Deuxième point (Versets 6 -11) : Vivre personnellement le lavement des pieds par Jésus et faire grand silence pour laisser son Esprit me révéler la signification intime de ce geste sur moi. Qu’est-ce que je peux bien ressentir quand Jésus, abaissé, lave tendrement mes pieds et les essuie avec une serviette ? Ce rituel exprime le sens de sa venue dans le monde et explique le choix de sa méthode d’apporter le salut : la voie humble et tendre, la voie du service discret – pardonnant. C’est un rituel récapitulatif. Je peux peut-être mieux comprendre à présent pourquoi il demande (en Mathieu 5) de laisser d’abord son offrande devant l’autel pour se réconcilier avec mon frère qui n’a pas une communion parfaite avec moi – ce qui réduit ma capacité à voir Dieu. La communion rituelle est préparée ainsi par le respect et l’accueil de tous mes frères et sœurs, avec sincérité. Ni le bain normal, ni l’invitation de Jésus ne suffit en soi pour purifier une personne : il nous faut encore accepter. Suivre Jésus c’est l’aimer et s’ouvrir à lui.
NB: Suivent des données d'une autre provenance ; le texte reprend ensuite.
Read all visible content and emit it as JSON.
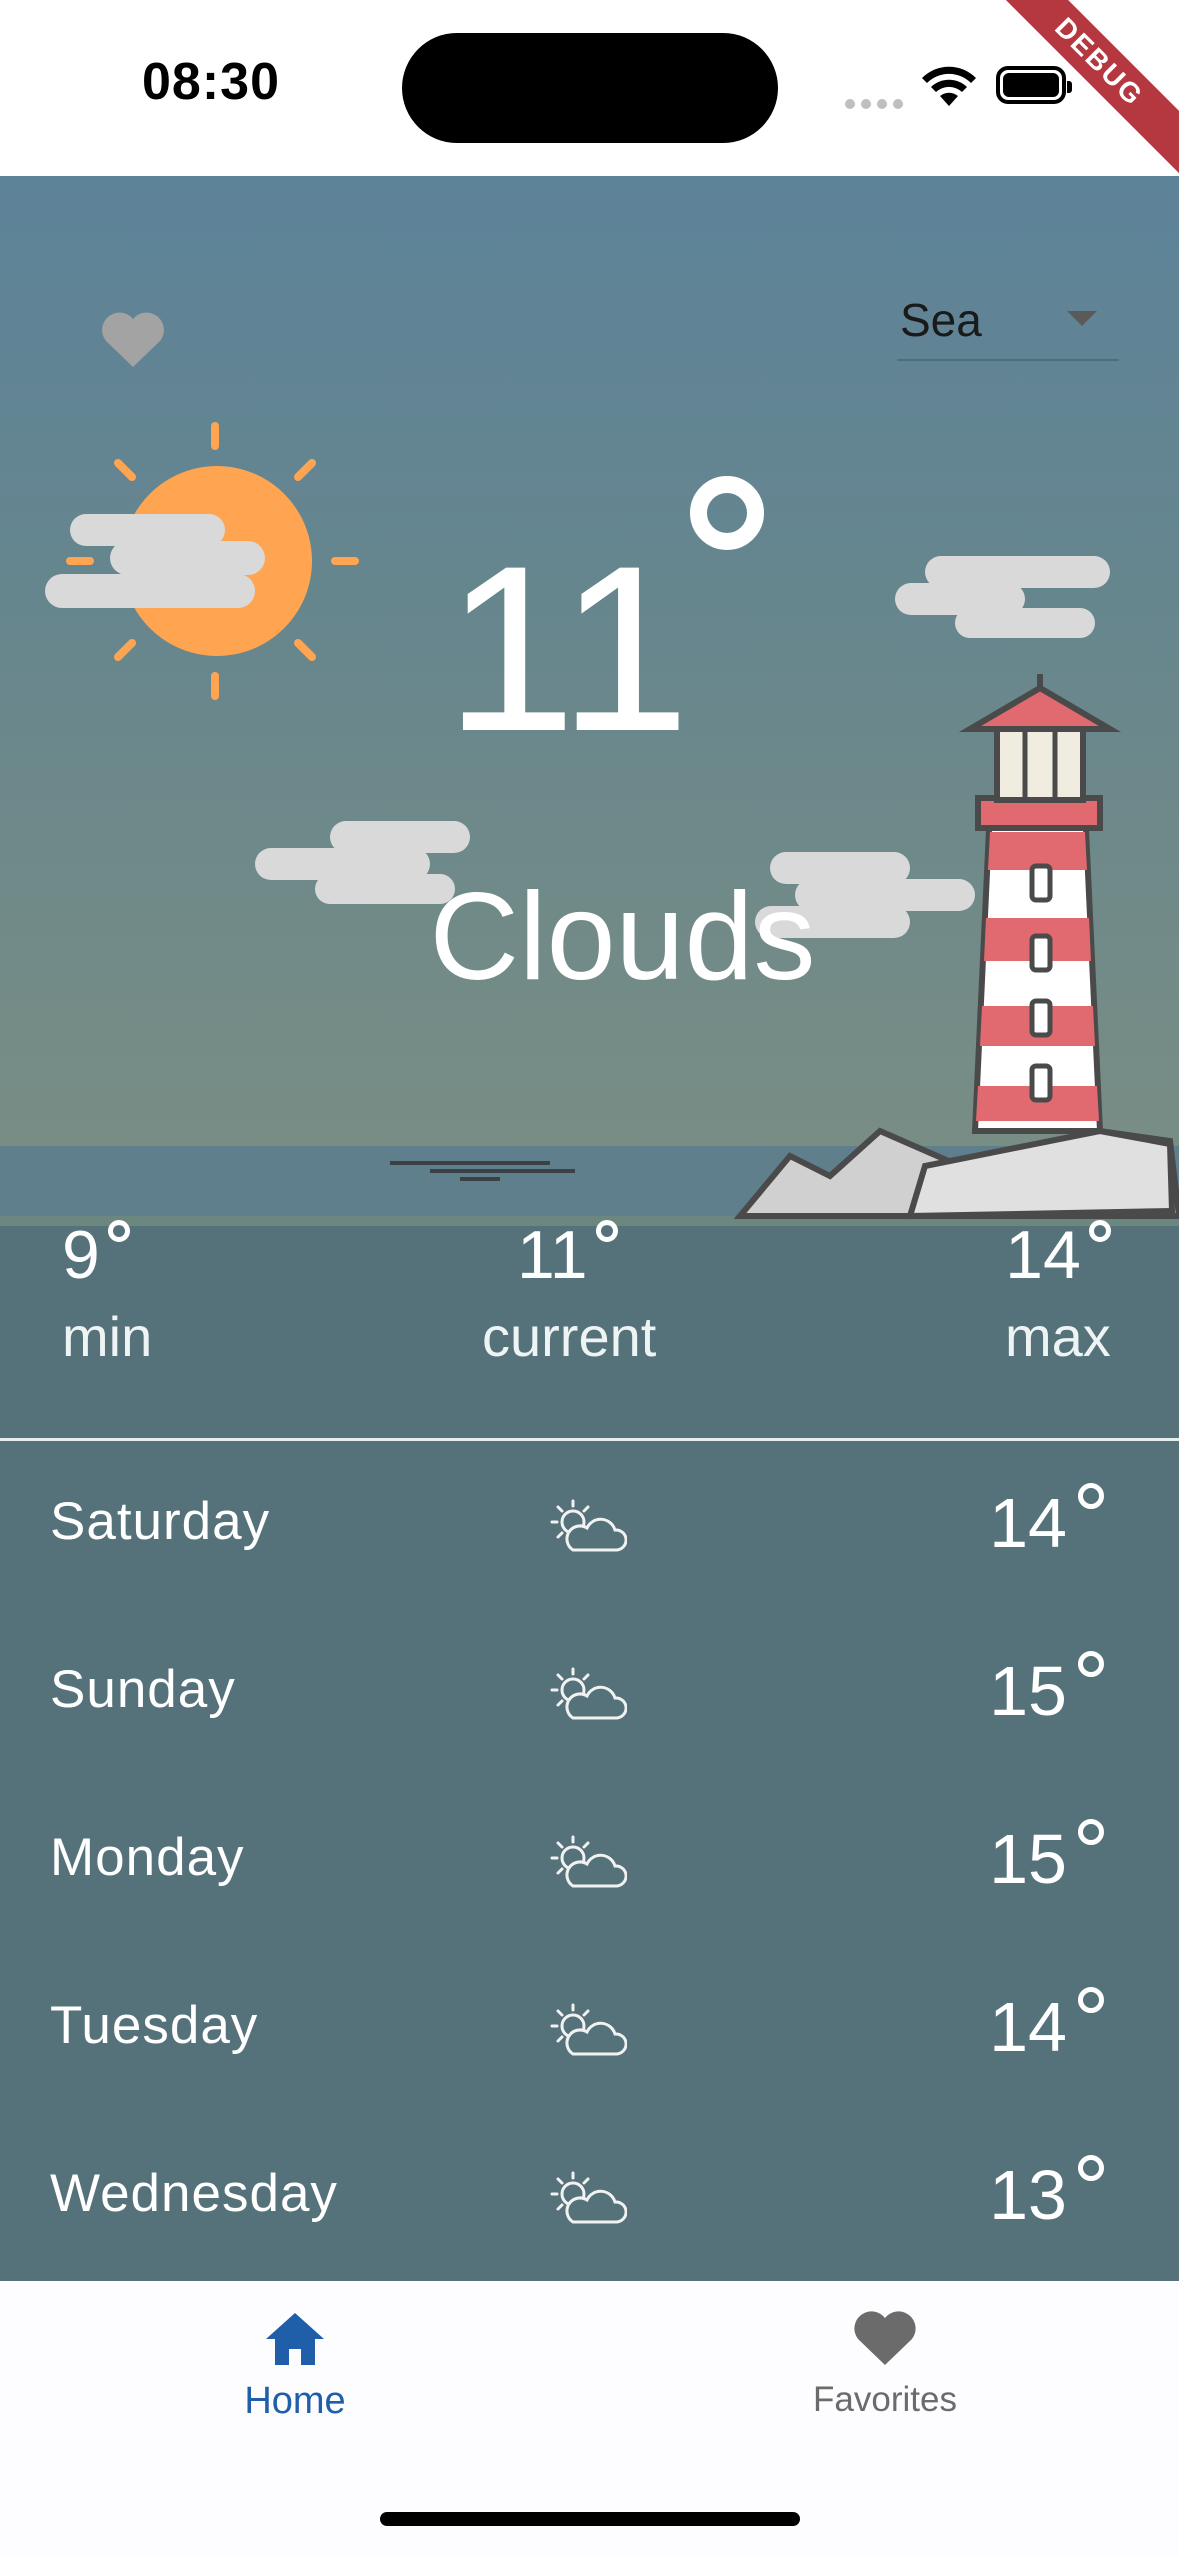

Il arrive donc à Simon-Pierre, qui lui dit : «C’est toi, Seigneur, qui me laves les pieds?» Jésus lui répondit: «Ce que je veux faire, tu ne le sais pas maintenant ; plus tard tu comprendras.» Pierre lui dit : «Tu ne me laveras pas les pieds ; non, jamais! »Jésus lui répondit: «Si je ne te lave pas, tu n’auras pas de part avec moi.» Simon-Pierre lui dit : «Alors, Seigneur, pas seulement les pieds, mais aussi les mains et la tête!» Jésus lui dit: « Quand on vient de prendre un bain, on n’a pas besoin de se laver, sinon les pieds : on est pur tout entier. Vous-mêmes, vous êtes purs, mais non pas tous.» Il savait bien qui allait le livrer ; et c’est pourquoi il disait : «Vous n’êtes pas tous purs.»
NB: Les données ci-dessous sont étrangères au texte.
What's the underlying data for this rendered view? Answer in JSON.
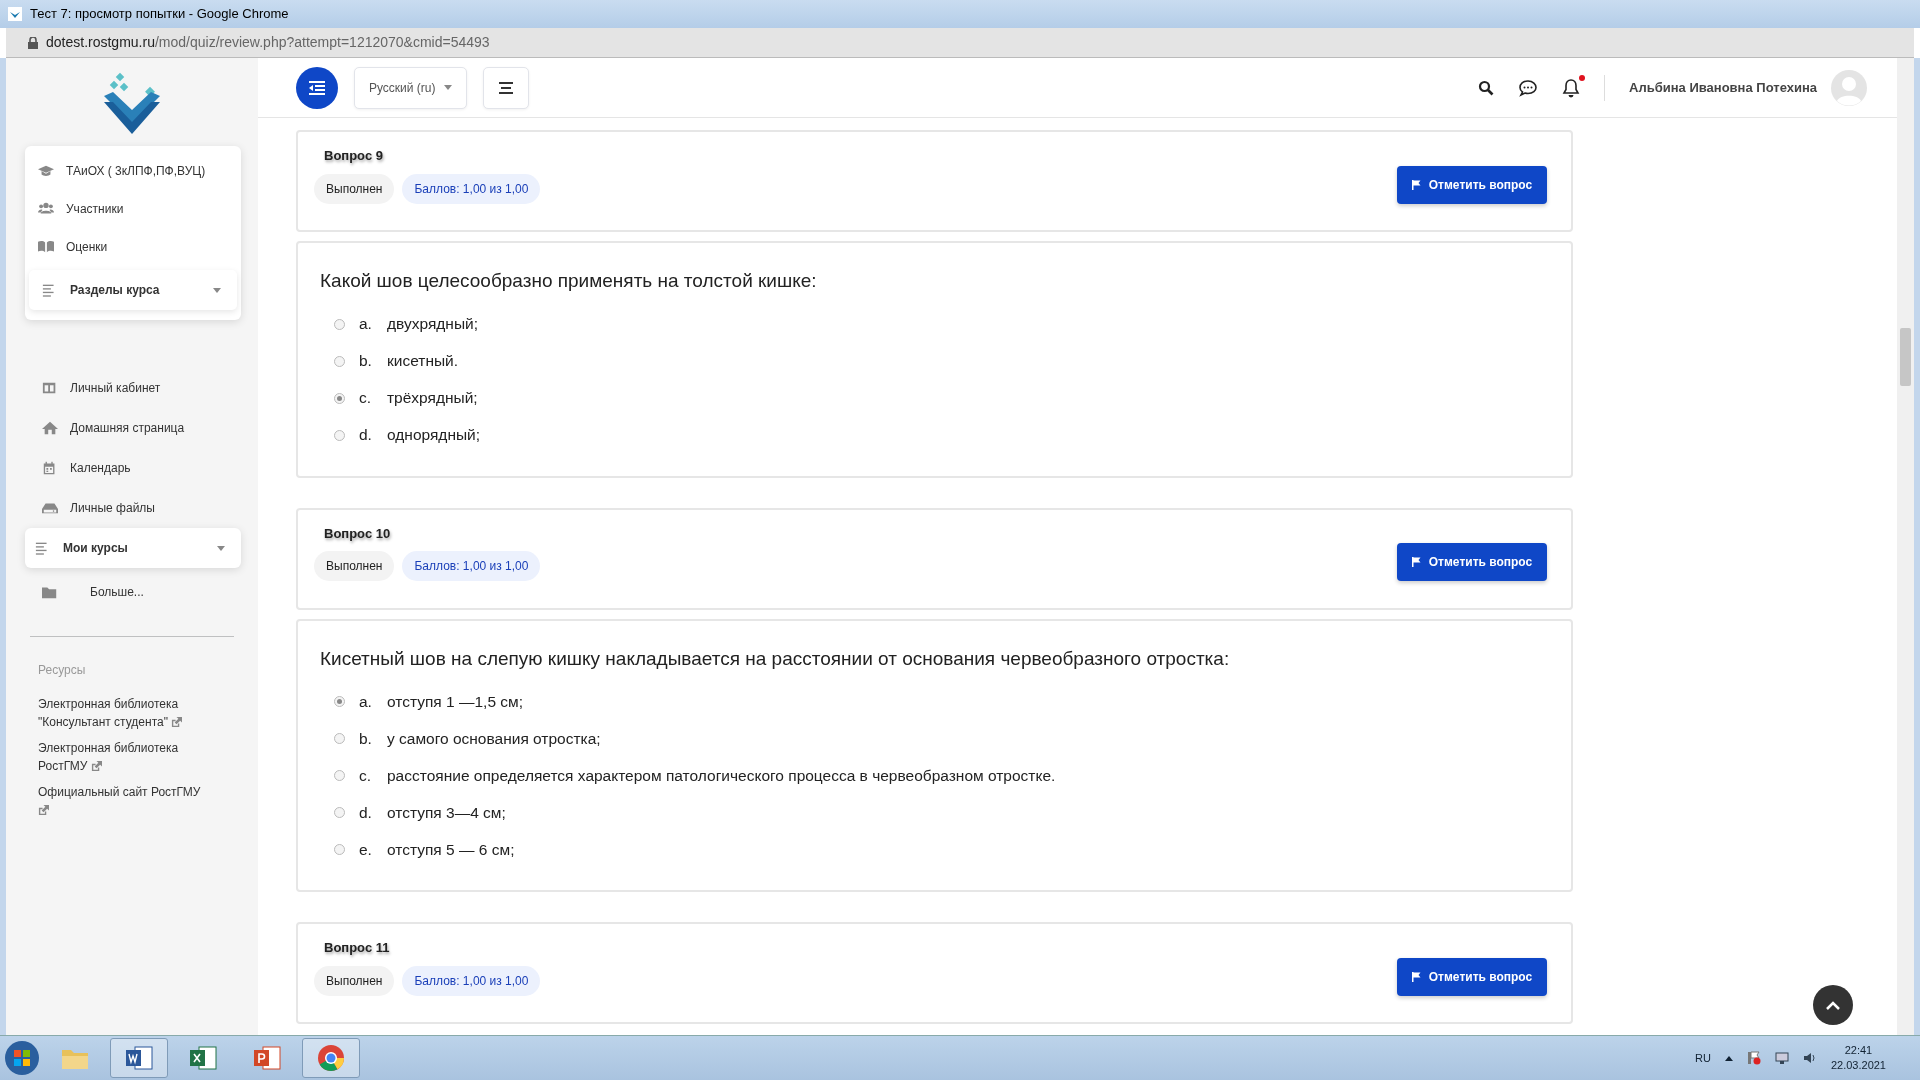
{
  "window": {
    "title": "Тест 7: просмотр попытки - Google Chrome"
  },
  "address_bar": {
    "host": "dotest.rostgmu.ru",
    "path": "/mod/quiz/review.php?attempt=1212070&cmid=54493"
  },
  "header": {
    "language": "Русский (ru)",
    "user_name": "Альбина Ивановна Потехина",
    "notification_unread": true
  },
  "sidebar": {
    "course_menu": [
      {
        "kind": "cap",
        "label": "ТАиОХ ( 3кЛПФ,ПФ,ВУЦ)"
      },
      {
        "kind": "users",
        "label": "Участники"
      },
      {
        "kind": "book",
        "label": "Оценки"
      },
      {
        "kind": "sections",
        "label": "Разделы курса"
      }
    ],
    "nav": [
      {
        "kind": "dashboard",
        "label": "Личный кабинет"
      },
      {
        "kind": "home",
        "label": "Домашняя страница"
      },
      {
        "kind": "calendar",
        "label": "Календарь"
      },
      {
        "kind": "drive",
        "label": "Личные файлы"
      },
      {
        "kind": "sections",
        "label": "Мои курсы"
      },
      {
        "kind": "folder",
        "label": "Больше..."
      }
    ],
    "resources_title": "Ресурсы",
    "resources": [
      "Электронная библиотека \"Консультант студента\"",
      "Электронная библиотека РостГМУ",
      "Официальный сайт РостГМУ"
    ]
  },
  "questions": [
    {
      "title": "Вопрос 9",
      "state": "Выполнен",
      "grade": "Баллов: 1,00 из 1,00",
      "flag_button": "Отметить вопрос",
      "prompt": "Какой шов целесообразно применять на толстой кишке:",
      "options": [
        {
          "letter": "a.",
          "text": "двухрядный;",
          "selected": false
        },
        {
          "letter": "b.",
          "text": "кисетный.",
          "selected": false
        },
        {
          "letter": "c.",
          "text": "трёхрядный;",
          "selected": true
        },
        {
          "letter": "d.",
          "text": "однорядный;",
          "selected": false
        }
      ]
    },
    {
      "title": "Вопрос 10",
      "state": "Выполнен",
      "grade": "Баллов: 1,00 из 1,00",
      "flag_button": "Отметить вопрос",
      "prompt": "Кисетный шов на слепую кишку накладывается на расстоянии от основания червеобразного отростка:",
      "options": [
        {
          "letter": "a.",
          "text": "отступя 1 —1,5 см;",
          "selected": true
        },
        {
          "letter": "b.",
          "text": "у самого основания отростка;",
          "selected": false
        },
        {
          "letter": "c.",
          "text": "расстояние определяется характером патологического процесса в червеобразном отростке.",
          "selected": false
        },
        {
          "letter": "d.",
          "text": "отступя 3—4 см;",
          "selected": false
        },
        {
          "letter": "e.",
          "text": "отступя 5 — 6 см;",
          "selected": false
        }
      ]
    },
    {
      "title": "Вопрос 11",
      "state": "Выполнен",
      "grade": "Баллов: 1,00 из 1,00",
      "flag_button": "Отметить вопрос"
    }
  ],
  "taskbar": {
    "apps": [
      {
        "kind": "explorer",
        "open": false
      },
      {
        "kind": "word",
        "open": true
      },
      {
        "kind": "excel",
        "open": false
      },
      {
        "kind": "powerpoint",
        "open": false
      },
      {
        "kind": "chrome",
        "open": true
      }
    ],
    "language": "RU",
    "time": "22:41",
    "date": "22.03.2021"
  }
}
Troisième point (Versets 12 – 15) : Laisser l’exigence morale de ce que j’ai vécu s’éclairer et prendre corps pour moi. La vraie pureté s’accomplit lorsque je peux humblement reconnaître, respecter, accueillir, aimer et protéger l’autre qui ne le mérite pas ou qui ne s’en sent pas digne, ou qui n’y comprend rien. Beaucoup furent choqués de voir le Pape François s’abaisser devant des leaders politiques Soudanais du Sud à la sincérité douteuse la semaine dernière… Il n’est pas aisé de s’abaisser devant l’autre. Si Saint Jean insiste sur la connaissance que Jésus avait déjà de la domination de l’idée diabolique sur Judas son ‘ami’, c’est pour nous dire que ce geste d’abaissement n’est pas facile à poser – quand on sait ce dont l’autre a été, est, et sera capable. S’il met Pierre en scène de cette manière, c’est dire que l’accueil de mon geste par l’autre n’est pas garanti. Pourrai-je continuer à reproduire ce geste difficile qui est l’équivalent complémentaire du rituel eucharistique ? Nous voulons tous être admis à l’Eucharistie, voulons-nous aussi laver les pieds des autres avec claire connaissance de l’éventuelle futilité de cet effort? Pourrai-je voir Jésus dans les pieds poussiéreux ou trempés de sang de mon prochain ? Le sang de l’agneau pur me donnera-t-il le courage de dépasser l’adversité, la haine, le mépris, et la trahison pour continuer à donner le meilleur de moi-même pour le bien-être des humains ?

Quand il leur eut lavé les pieds, il reprit son vêtement, se remit à table et leur dit: «Comprenez-vous ce que je viens de faire pour vous? Vous m’appelez “Maître” et “Seigneur”, et vous avez raison, car vraiment je le suis. Si donc moi, le Seigneur et le Maître, je vous ai lavé les pieds, vous aussi, vous devez vous laver les pieds les uns aux autres. C’est un exemple que je vous ai donné afin que vous fassiez, vous aussi, comme j’ai fait pour vous. »

Parler à Jésus avec qui je passerai un moment ce soir pour lui tenir compagnie comme il l’a suggéré à ses premiers amis en ce moment très émotionnel de son parcours terrestre. Puis, conclure comme d’habitude (Notre Père, et relecture).